E isso parece ter cansado muitos brasileiros que se sentem, sim, discriminados, porque são tolhidos nas suas expressões, taxados de “golpistas”, “coxinhas” – uma clara discriminação contra os paulistas, de onde advém o termo. Ser branco, rico, virou sinônimo de algo que deve ser banido do convício social. Vestir verde e amarelo fora dos jogos da Seleção virou sinônimo de direitista e golpista. O Brasil parece ter se cansado da retórica de luta do branco contra o negro.

Inflama-se o orgulho de se pertencer à favela, mas não se briga para que a favela deixe de ser favela, e se discrimina quem mora em bairros classe média e alta. Ser negro é uma auto-afirmação. Mas ser branco não pode ser crime.
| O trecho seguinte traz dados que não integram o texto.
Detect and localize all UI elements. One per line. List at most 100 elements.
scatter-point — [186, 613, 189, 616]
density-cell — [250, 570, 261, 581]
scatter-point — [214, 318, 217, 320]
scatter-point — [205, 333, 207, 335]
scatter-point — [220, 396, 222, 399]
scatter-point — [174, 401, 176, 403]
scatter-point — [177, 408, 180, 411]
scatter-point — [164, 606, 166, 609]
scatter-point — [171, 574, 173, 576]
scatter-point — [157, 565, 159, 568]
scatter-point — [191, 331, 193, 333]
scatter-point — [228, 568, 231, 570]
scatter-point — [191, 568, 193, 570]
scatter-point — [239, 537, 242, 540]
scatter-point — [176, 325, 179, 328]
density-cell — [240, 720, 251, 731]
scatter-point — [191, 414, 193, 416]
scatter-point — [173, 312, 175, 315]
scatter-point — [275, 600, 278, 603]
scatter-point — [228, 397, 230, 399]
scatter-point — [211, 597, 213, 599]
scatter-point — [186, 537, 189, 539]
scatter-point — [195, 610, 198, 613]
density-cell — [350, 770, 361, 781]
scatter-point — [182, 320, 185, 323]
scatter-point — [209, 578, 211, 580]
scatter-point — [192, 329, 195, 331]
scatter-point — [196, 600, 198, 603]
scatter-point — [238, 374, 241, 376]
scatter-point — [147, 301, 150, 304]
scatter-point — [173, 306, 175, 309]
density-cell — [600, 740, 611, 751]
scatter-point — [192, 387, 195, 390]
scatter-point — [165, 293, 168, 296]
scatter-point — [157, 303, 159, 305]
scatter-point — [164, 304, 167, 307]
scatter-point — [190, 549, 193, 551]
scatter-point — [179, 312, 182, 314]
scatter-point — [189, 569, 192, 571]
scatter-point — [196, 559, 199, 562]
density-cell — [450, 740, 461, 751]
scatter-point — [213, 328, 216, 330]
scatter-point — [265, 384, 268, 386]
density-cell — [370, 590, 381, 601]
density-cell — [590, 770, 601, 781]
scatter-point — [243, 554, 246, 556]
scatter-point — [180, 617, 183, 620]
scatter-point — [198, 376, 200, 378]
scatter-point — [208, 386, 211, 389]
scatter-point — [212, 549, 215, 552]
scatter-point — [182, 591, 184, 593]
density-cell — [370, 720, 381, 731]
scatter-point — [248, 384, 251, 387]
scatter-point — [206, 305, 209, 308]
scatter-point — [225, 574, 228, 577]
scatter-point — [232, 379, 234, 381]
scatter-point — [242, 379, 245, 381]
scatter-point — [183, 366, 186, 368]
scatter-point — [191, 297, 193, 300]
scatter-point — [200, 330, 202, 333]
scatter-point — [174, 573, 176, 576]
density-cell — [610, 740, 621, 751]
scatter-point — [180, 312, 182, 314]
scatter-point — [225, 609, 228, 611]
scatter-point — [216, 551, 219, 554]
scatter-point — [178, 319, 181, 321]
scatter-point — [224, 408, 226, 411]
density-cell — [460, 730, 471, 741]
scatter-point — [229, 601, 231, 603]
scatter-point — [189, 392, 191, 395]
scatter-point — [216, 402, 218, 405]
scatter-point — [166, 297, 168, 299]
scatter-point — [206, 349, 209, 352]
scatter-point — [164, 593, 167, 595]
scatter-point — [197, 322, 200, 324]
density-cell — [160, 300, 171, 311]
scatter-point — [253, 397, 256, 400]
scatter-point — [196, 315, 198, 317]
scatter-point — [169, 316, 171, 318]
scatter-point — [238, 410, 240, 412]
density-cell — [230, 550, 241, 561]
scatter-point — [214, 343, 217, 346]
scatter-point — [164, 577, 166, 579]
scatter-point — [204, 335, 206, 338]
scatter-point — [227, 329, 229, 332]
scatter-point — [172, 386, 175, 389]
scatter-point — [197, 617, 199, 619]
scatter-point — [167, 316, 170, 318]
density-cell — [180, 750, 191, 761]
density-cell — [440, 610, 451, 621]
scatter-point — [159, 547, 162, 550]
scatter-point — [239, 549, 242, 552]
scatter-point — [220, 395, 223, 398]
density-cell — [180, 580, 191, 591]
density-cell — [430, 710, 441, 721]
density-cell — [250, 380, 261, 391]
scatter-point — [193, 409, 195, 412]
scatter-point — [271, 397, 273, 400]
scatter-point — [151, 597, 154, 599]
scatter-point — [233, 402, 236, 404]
Ter o cabelo crespo é auto-afirmação da ancestralidade. Mas ter o cabelo liso, olhos verdes e pele branca também fazem parte da nossa brasilidade. Somos mestiços na sua mais completa acepção da palavra.

Ser pobre não é mérito. Ser rico não é demérito. Mérito é ser trabalhador, ser honesto. Demérito é quem rouba e quem corrompe e corrói os valores sociais. A cor da pele não é determinante na elevação ou queda do indivíduo. Mas sim os valores que este mesmo indivíduo professa. Essa dualidade que se forja nos discursos, em vez de apaziguar acirra as diferenças. E parece que o brasileiro está se cansando de ser chamado de “coxinha”, “golpista”, “elite”. Não quer ser rotulado em nome de alguns, como também não quer ser jogado contra outros.
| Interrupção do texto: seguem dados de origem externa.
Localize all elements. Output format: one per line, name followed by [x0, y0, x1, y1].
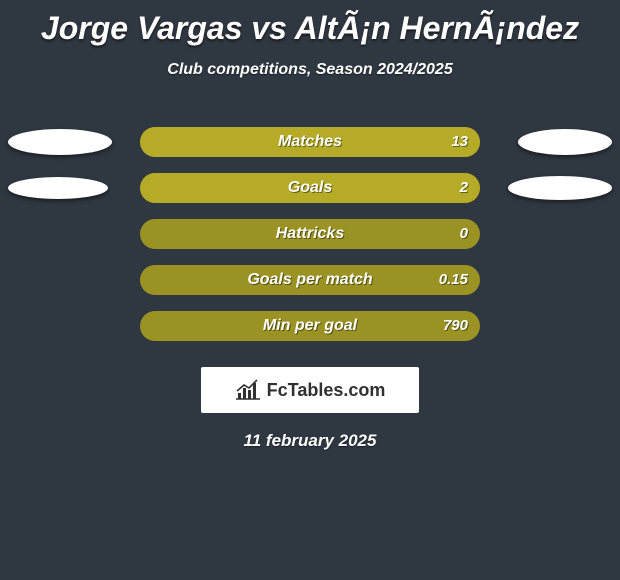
bar-track: Goals 2 [140, 173, 480, 203]
stat-row-goals: Goals 2 [0, 165, 620, 211]
stats-area: Matches 13 Goals 2 Hattricks 0 [0, 119, 620, 349]
bar-label: Matches [140, 127, 480, 157]
bar-value: 790 [443, 311, 468, 341]
logo-text: FcTables.com [267, 380, 386, 401]
bar-value: 0.15 [439, 265, 468, 295]
ellipse-left-1 [8, 177, 108, 199]
bar-track: Min per goal 790 [140, 311, 480, 341]
stat-row-hattricks: Hattricks 0 [0, 211, 620, 257]
stat-row-goals-per-match: Goals per match 0.15 [0, 257, 620, 303]
bar-chart-icon [235, 379, 261, 401]
bar-value: 13 [451, 127, 468, 157]
ellipse-right-1 [508, 176, 612, 200]
stat-row-min-per-goal: Min per goal 790 [0, 303, 620, 349]
subtitle: Club competitions, Season 2024/2025 [0, 61, 620, 79]
bar-track: Goals per match 0.15 [140, 265, 480, 295]
bar-track: Hattricks 0 [140, 219, 480, 249]
bar-value: 0 [460, 219, 468, 249]
bar-label: Min per goal [140, 311, 480, 341]
bar-track: Matches 13 [140, 127, 480, 157]
ellipse-left-0 [8, 129, 112, 155]
bar-label: Goals [140, 173, 480, 203]
chart-container: Jorge Vargas vs AltÃ¡n HernÃ¡ndez Club c… [0, 0, 620, 580]
bar-value: 2 [460, 173, 468, 203]
ellipse-right-0 [518, 129, 612, 155]
bar-label: Goals per match [140, 265, 480, 295]
page-title: Jorge Vargas vs AltÃ¡n HernÃ¡ndez [0, 0, 620, 47]
bar-label: Hattricks [140, 219, 480, 249]
date-text: 11 february 2025 [0, 431, 620, 451]
fctables-logo[interactable]: FcTables.com [201, 367, 419, 413]
stat-row-matches: Matches 13 [0, 119, 620, 165]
Na terra do Axé, da afrodescendência, as vaias ao ex-presidente Lula não foram das “zelites de olhos azuis”, dos “golpistas” e “coxinhas”. Foram de baianos. Negros, brancos, olhos castanhos ou azuis. Cabelos crespos ou lisos. Mestiços, como somos, enfim. Mas acima de tudo, gente de todas as cores, de todas as camadas, de todas as ideologias. Gente que se cansou de ser chamado para uma luta social do “nós contra eles”.